Christian Zionists have largely remained silent over these attacks, disappointing Taybeh’s faith leaders.
“We have been rooted here for thousands of years,” says Father Fawadleh, “and we have a particular identity in Taybeh, being the last and only 100% Christian village” in the West Bank.
“We are the living stones,” he adds, using a common term for Palestinian Christians, a reference to their long endurance in the region.
Despite the lack of support and concern from Christian Zionists, Taybeh has found support from other religious leaders. In a July 29 statement, the Latin Patriarchate of Jerusalem described “an alarming pattern of settler violence” and condemned the “reactionary disinformation campaign by Israeli settler-affiliated groups,” warning that the lack of accountability not only threatens Christian communities but also weakens the moral and legal foundations that uphold peace.” The leaders of the Anglican, Catholic, and Lutheran churches in Jerusalem have long made clear their opposition to Christian Zionism.

Still, Palestinians in Taybeh warn that the violence is only getting worse. “Because of the fanatic and extremist mentality coming from the Ministry of Ben-Gvir and Smotrich,” settlers from nearby feel empowered, Fawadleh says, referring to the ultra-nationalist Israeli Ministers Itamar Ben-Gvir and Bezalel Smotrich. “They are not respecting any international law.”

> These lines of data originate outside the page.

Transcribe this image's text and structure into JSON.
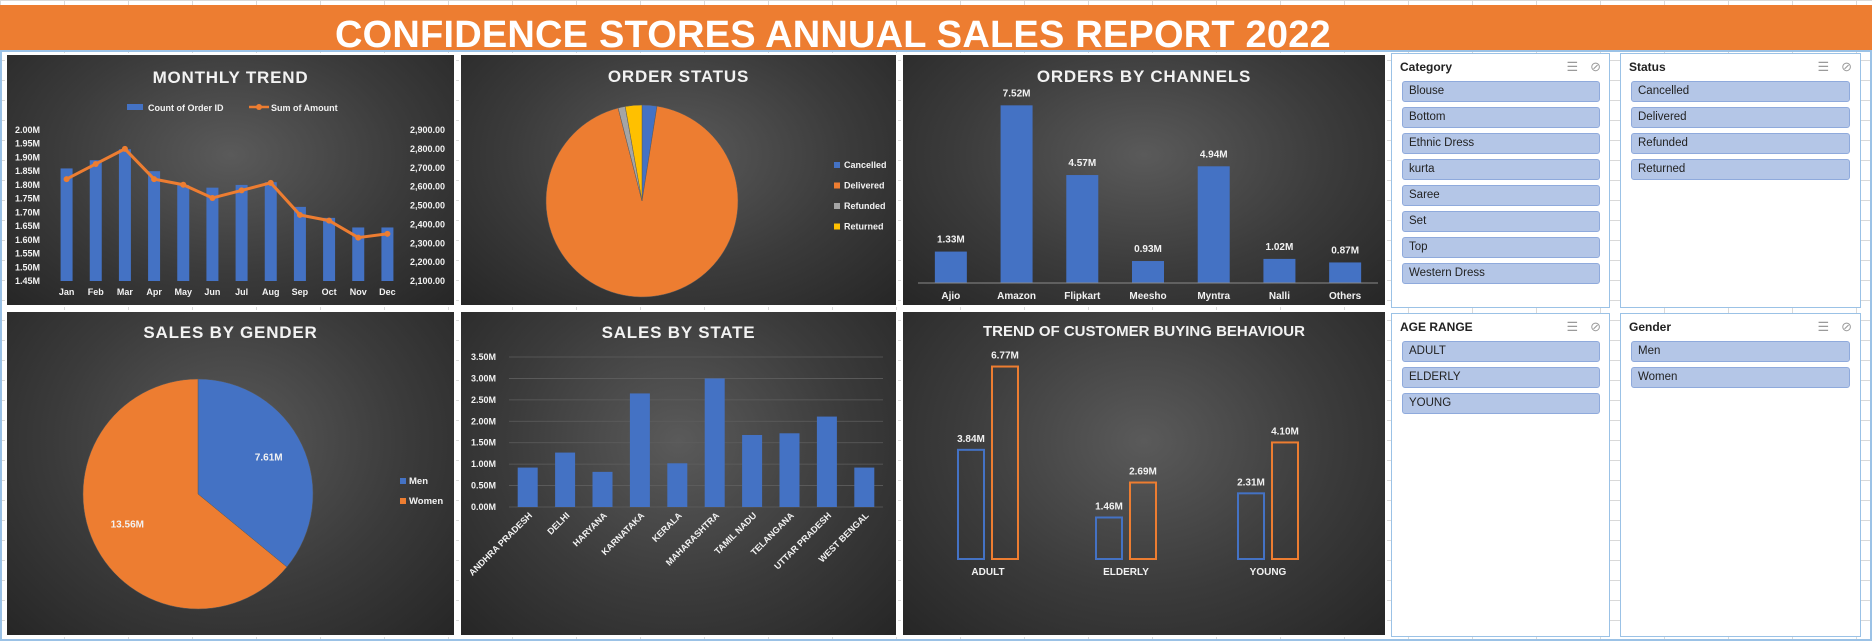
{
  "report_title": "CONFIDENCE STORES ANNUAL SALES REPORT 2022",
  "colors": {
    "banner": "#ed7d31",
    "blue": "#4472c4",
    "orange": "#ed7d31",
    "gray": "#a5a5a5",
    "yellow": "#ffc000",
    "slicer_item": "#b4c6e7"
  },
  "panels": {
    "monthly_trend": "MONTHLY TREND",
    "order_status": "ORDER STATUS",
    "orders_by_channels": "ORDERS BY CHANNELS",
    "sales_by_gender": "SALES BY GENDER",
    "sales_by_state": "SALES BY STATE",
    "buying_behaviour": "TREND OF CUSTOMER BUYING BEHAVIOUR"
  },
  "chart_data": [
    {
      "type": "bar",
      "title": "MONTHLY TREND",
      "categories": [
        "Jan",
        "Feb",
        "Mar",
        "Apr",
        "May",
        "Jun",
        "Jul",
        "Aug",
        "Sep",
        "Oct",
        "Nov",
        "Dec"
      ],
      "series": [
        {
          "name": "Count of Order ID",
          "type": "bar",
          "axis": "left",
          "values": [
            1.86,
            1.89,
            1.93,
            1.85,
            1.8,
            1.79,
            1.8,
            1.81,
            1.72,
            1.68,
            1.645,
            1.645
          ]
        },
        {
          "name": "Sum of Amount",
          "type": "line",
          "axis": "right",
          "values": [
            2640,
            2720,
            2800,
            2640,
            2610,
            2540,
            2580,
            2620,
            2450,
            2420,
            2330,
            2350
          ]
        }
      ],
      "left_ticks": [
        "2.00M",
        "1.95M",
        "1.90M",
        "1.85M",
        "1.80M",
        "1.75M",
        "1.70M",
        "1.65M",
        "1.60M",
        "1.55M",
        "1.50M",
        "1.45M"
      ],
      "right_ticks": [
        "2,900.00",
        "2,800.00",
        "2,700.00",
        "2,600.00",
        "2,500.00",
        "2,400.00",
        "2,300.00",
        "2,200.00",
        "2,100.00"
      ],
      "ylim_left": [
        1.45,
        2.0
      ],
      "ylim_right": [
        2100,
        2900
      ],
      "legend": "top"
    },
    {
      "type": "pie",
      "title": "ORDER STATUS",
      "categories": [
        "Cancelled",
        "Delivered",
        "Refunded",
        "Returned"
      ],
      "values": [
        2.5,
        93.5,
        1.2,
        2.8
      ],
      "legend": "right"
    },
    {
      "type": "bar",
      "title": "ORDERS BY CHANNELS",
      "categories": [
        "Ajio",
        "Amazon",
        "Flipkart",
        "Meesho",
        "Myntra",
        "Nalli",
        "Others"
      ],
      "values": [
        1.33,
        7.52,
        4.57,
        0.93,
        4.94,
        1.02,
        0.87
      ],
      "data_labels": [
        "1.33M",
        "7.52M",
        "4.57M",
        "0.93M",
        "4.94M",
        "1.02M",
        "0.87M"
      ],
      "ylim": [
        0,
        8
      ]
    },
    {
      "type": "pie",
      "title": "SALES BY GENDER",
      "categories": [
        "Men",
        "Women"
      ],
      "values": [
        7.61,
        13.56
      ],
      "data_labels": [
        "7.61M",
        "13.56M"
      ],
      "legend": "right"
    },
    {
      "type": "bar",
      "title": "SALES BY STATE",
      "categories": [
        "ANDHRA PRADESH",
        "DELHI",
        "HARYANA",
        "KARNATAKA",
        "KERALA",
        "MAHARASHTRA",
        "TAMIL NADU",
        "TELANGANA",
        "UTTAR PRADESH",
        "WEST BENGAL"
      ],
      "values": [
        0.92,
        1.27,
        0.82,
        2.65,
        1.02,
        3.0,
        1.68,
        1.72,
        2.11,
        0.92
      ],
      "ticks": [
        "3.50M",
        "3.00M",
        "2.50M",
        "2.00M",
        "1.50M",
        "1.00M",
        "0.50M",
        "0.00M"
      ],
      "ylim": [
        0,
        3.5
      ],
      "grid": true
    },
    {
      "type": "bar",
      "title": "TREND OF CUSTOMER BUYING BEHAVIOUR",
      "categories": [
        "ADULT",
        "ELDERLY",
        "YOUNG"
      ],
      "series": [
        {
          "values": [
            3.84,
            1.46,
            2.31
          ],
          "labels": [
            "3.84M",
            "1.46M",
            "2.31M"
          ]
        },
        {
          "values": [
            6.77,
            2.69,
            4.1
          ],
          "labels": [
            "6.77M",
            "2.69M",
            "4.10M"
          ]
        }
      ],
      "ylim": [
        0,
        7
      ]
    }
  ],
  "slicers": [
    {
      "title": "Category",
      "items": [
        "Blouse",
        "Bottom",
        "Ethnic Dress",
        "kurta",
        "Saree",
        "Set",
        "Top",
        "Western Dress"
      ]
    },
    {
      "title": "Status",
      "items": [
        "Cancelled",
        "Delivered",
        "Refunded",
        "Returned"
      ]
    },
    {
      "title": "AGE RANGE",
      "items": [
        "ADULT",
        "ELDERLY",
        "YOUNG"
      ]
    },
    {
      "title": "Gender",
      "items": [
        "Men",
        "Women"
      ]
    }
  ]
}
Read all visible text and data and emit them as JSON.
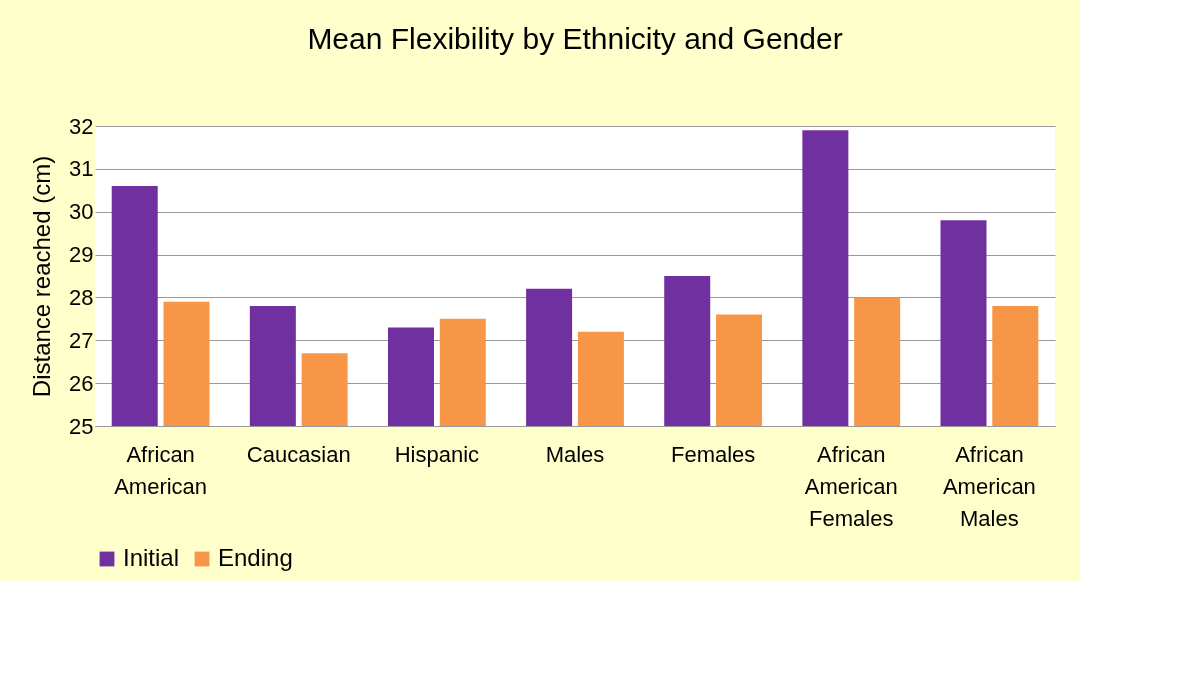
{
  "chart_data": {
    "type": "bar",
    "title": "Mean Flexibility by Ethnicity and Gender",
    "ylabel": "Distance reached (cm)",
    "categories": [
      "African American",
      "Caucasian",
      "Hispanic",
      "Males",
      "Females",
      "African American Females",
      "African American Males"
    ],
    "series": [
      {
        "name": "Initial",
        "color": "#7030a0",
        "values": [
          30.6,
          27.8,
          27.3,
          28.2,
          28.5,
          31.9,
          29.8
        ]
      },
      {
        "name": "Ending",
        "color": "#f79646",
        "values": [
          27.9,
          26.7,
          27.5,
          27.2,
          27.6,
          28.0,
          27.8
        ]
      }
    ],
    "ylim": [
      25,
      32
    ],
    "yticks": [
      25,
      26,
      27,
      28,
      29,
      30,
      31,
      32
    ],
    "grid": "y",
    "legend": "bottom"
  }
}
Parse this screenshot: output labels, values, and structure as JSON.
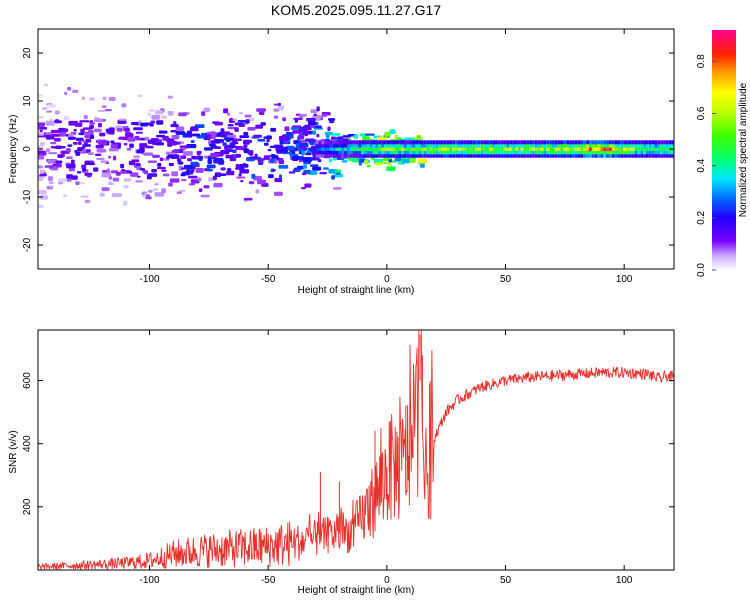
{
  "title": "KOM5.2025.095.11.27.G17",
  "chart_data": [
    {
      "type": "heatmap",
      "xlabel": "Height of straight line (km)",
      "ylabel": "Frequency (Hz)",
      "xlim": [
        -147,
        121
      ],
      "ylim": [
        -25,
        25
      ],
      "x_ticks": [
        -100,
        -50,
        0,
        50,
        100
      ],
      "y_ticks": [
        -20,
        -10,
        0,
        10,
        20
      ],
      "colorbar": {
        "label": "Normalized spectral amplitude",
        "range": [
          0,
          0.92
        ],
        "ticks": [
          0.0,
          0.2,
          0.4,
          0.6,
          0.8
        ]
      },
      "description_points": [
        {
          "x": -140,
          "f": 3,
          "a": 0.12
        },
        {
          "x": -130,
          "f": -2,
          "a": 0.15
        },
        {
          "x": -120,
          "f": 1,
          "a": 0.14
        },
        {
          "x": -110,
          "f": 4,
          "a": 0.13
        },
        {
          "x": -100,
          "f": 0,
          "a": 0.16
        },
        {
          "x": -90,
          "f": -3,
          "a": 0.15
        },
        {
          "x": -80,
          "f": 2,
          "a": 0.2
        },
        {
          "x": -70,
          "f": 0,
          "a": 0.18
        },
        {
          "x": -60,
          "f": -1,
          "a": 0.2
        },
        {
          "x": -50,
          "f": 1,
          "a": 0.2
        },
        {
          "x": -40,
          "f": -1,
          "a": 0.22
        },
        {
          "x": -30,
          "f": 0,
          "a": 0.25
        },
        {
          "x": -20,
          "f": 0,
          "a": 0.35
        },
        {
          "x": -10,
          "f": 0,
          "a": 0.45
        },
        {
          "x": 0,
          "f": 0,
          "a": 0.55
        },
        {
          "x": 10,
          "f": 0,
          "a": 0.5
        },
        {
          "x": 20,
          "f": 0,
          "a": 0.6
        },
        {
          "x": 30,
          "f": 0,
          "a": 0.62
        },
        {
          "x": 40,
          "f": 0,
          "a": 0.6
        },
        {
          "x": 50,
          "f": 0,
          "a": 0.55
        },
        {
          "x": 60,
          "f": 0,
          "a": 0.55
        },
        {
          "x": 70,
          "f": 0,
          "a": 0.6
        },
        {
          "x": 80,
          "f": 0,
          "a": 0.65
        },
        {
          "x": 90,
          "f": 0,
          "a": 0.85
        },
        {
          "x": 100,
          "f": 0,
          "a": 0.6
        },
        {
          "x": 110,
          "f": 0,
          "a": 0.5
        },
        {
          "x": 120,
          "f": 0,
          "a": 0.5
        }
      ]
    },
    {
      "type": "line",
      "xlabel": "Height of straight line (km)",
      "ylabel": "SNR (v/v)",
      "xlim": [
        -147,
        121
      ],
      "ylim": [
        0,
        760
      ],
      "x_ticks": [
        -100,
        -50,
        0,
        50,
        100
      ],
      "y_ticks": [
        200,
        400,
        600
      ],
      "color": "#e8302a",
      "series": [
        {
          "x": [
            -147,
            -140,
            -130,
            -120,
            -110,
            -100,
            -95,
            -90,
            -80,
            -70,
            -60,
            -50,
            -45,
            -40,
            -35,
            -30,
            -25,
            -20,
            -15,
            -10,
            -5,
            0,
            3,
            6,
            9,
            12,
            14,
            16,
            18,
            20,
            22,
            25,
            30,
            35,
            40,
            50,
            60,
            70,
            80,
            90,
            100,
            110,
            115,
            118,
            121
          ],
          "y": [
            10,
            12,
            15,
            18,
            22,
            30,
            40,
            50,
            60,
            65,
            70,
            75,
            80,
            85,
            90,
            100,
            110,
            115,
            120,
            170,
            230,
            300,
            330,
            320,
            360,
            420,
            600,
            280,
            330,
            420,
            450,
            500,
            540,
            560,
            580,
            600,
            610,
            615,
            620,
            625,
            625,
            620,
            605,
            615,
            610
          ]
        }
      ],
      "spikes": [
        {
          "x": 14,
          "y": 745
        },
        {
          "x": 15,
          "y": 680
        },
        {
          "x": 18,
          "y": 590
        },
        {
          "x": 8,
          "y": 520
        },
        {
          "x": 1,
          "y": 470
        },
        {
          "x": -5,
          "y": 440
        },
        {
          "x": -28,
          "y": 310
        },
        {
          "x": -20,
          "y": 280
        }
      ]
    }
  ]
}
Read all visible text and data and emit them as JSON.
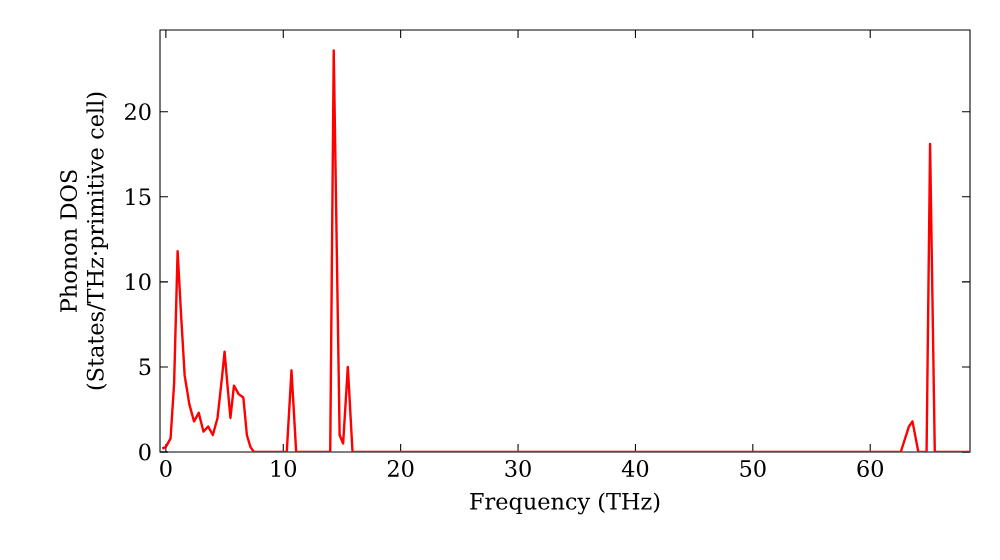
{
  "chart_data": {
    "type": "line",
    "xlabel": "Frequency (THz)",
    "ylabel": "Phonon DOS (States/THz·primitive cell)",
    "x": [
      -0.3,
      0.0,
      0.4,
      0.7,
      1.0,
      1.3,
      1.6,
      2.0,
      2.4,
      2.8,
      3.2,
      3.6,
      4.0,
      4.4,
      4.8,
      5.0,
      5.3,
      5.5,
      5.8,
      6.2,
      6.6,
      6.9,
      7.2,
      7.5,
      10.3,
      10.7,
      11.1,
      14.0,
      14.3,
      14.8,
      15.1,
      15.5,
      15.9,
      62.6,
      63.3,
      63.6,
      64.1,
      64.8,
      65.1,
      65.5,
      68.5
    ],
    "series": [
      {
        "color": "#ff0000",
        "values": [
          0.2,
          0.3,
          0.8,
          4.0,
          11.8,
          8.0,
          4.5,
          2.8,
          1.8,
          2.3,
          1.2,
          1.5,
          1.0,
          2.0,
          4.5,
          5.9,
          3.5,
          2.0,
          3.9,
          3.4,
          3.2,
          1.0,
          0.3,
          0.0,
          0.0,
          4.8,
          0.0,
          0.0,
          23.6,
          1.0,
          0.5,
          5.0,
          0.0,
          0.0,
          1.5,
          1.8,
          0.0,
          0.0,
          18.1,
          0.0,
          0.0
        ]
      }
    ],
    "xlim": [
      -0.5,
      68.5
    ],
    "ylim": [
      0,
      24.8
    ],
    "xticks": [
      0,
      10,
      20,
      30,
      40,
      50,
      60
    ],
    "yticks": [
      0,
      5,
      10,
      15,
      20
    ],
    "grid": false,
    "marker": "none",
    "line_style": "solid"
  }
}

But ultimately, Fawadleh recognizes that “our conflict is not a religious cause. We are Palestinian here, we’ve been here [for] thousands of years, and that’s why they attacked us… not because we are Muslims or we are Christian, but because we are Palestinian.”
Delaney Nolan is a journalist based in New Orleans, recently reporting from the Occupied West Bank. A contributor to Al Jazeera, The Guardian, The Nation, and elsewhere, she currently reports for The Lens.